Courts continue to uphold traditional legal principles. In Mavundla v MEC: Department of Co-Operative Government and Traditional Affairs KwaZulu-Natal and Others, a law firm faced criticism and financial penalties for using AI to replace legal research, citing cases that did not exist. The Court said professionals remain responsible for outputs regardless of tools used, calling failure to validate work “irresponsible and downright unprofessional”.
Similarly, in Northbound Processing (Pty) Ltd v South African Diamond and Precious Metals Regulator and Others, the High Court reinforced a zero-tolerance approach to fictitious case citations generated by AI, even where junior counsel attempted to mitigate the situation. Ismail says the judicial intent is clear: professional duties remain attached to the person, irrespective of AI use.

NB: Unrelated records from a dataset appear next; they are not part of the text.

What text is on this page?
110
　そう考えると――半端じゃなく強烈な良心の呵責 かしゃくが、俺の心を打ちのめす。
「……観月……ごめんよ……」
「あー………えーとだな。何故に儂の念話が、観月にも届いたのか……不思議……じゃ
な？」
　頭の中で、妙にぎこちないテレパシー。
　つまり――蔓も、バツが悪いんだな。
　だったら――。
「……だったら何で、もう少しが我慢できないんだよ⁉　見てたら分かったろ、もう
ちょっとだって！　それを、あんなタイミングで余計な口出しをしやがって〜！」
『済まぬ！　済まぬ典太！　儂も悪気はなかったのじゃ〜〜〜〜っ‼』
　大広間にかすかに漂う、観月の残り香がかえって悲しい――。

“Regardless of intention or mitigating circumstances, our courts have been clear with their approach that a fundamental breach of professional duty would arise when a legal practitioner refers the court to fictitious case law, and the use of AI is not an acceptable excuse. It is a reasonable inference that this principle would be transposed onto other professions and would yield the same conclusion,” Ismail said.
He adds that professionals must ensure the authenticity of AI-generated outputs. “The professional would be held liable for failure of an AI-generated response and not the intelligence system itself.”
Growing regulatory scrutiny
Boda and Tayob point to increasing regulatory and societal scrutiny. Organisations in 2026 face fragmented requirements across data protection, cybersecurity, employment law, and emerging AI governance frameworks. In this environment, reactive compliance is insufficient.
“Organisations must embed legal risk management into every stage of procuring, governing and using AI,” they said.
Ismail cautions that as AI technology advances, its integration into professional decision-making could expose professionals to claims if incorrect outputs cause harm. “It is essential that professionals consider the risks associated therewith and discuss with their intermediary any risk transfer mechanisms (such as professional indemnity cover), subject to policy terms and underwriting criteria,” he said.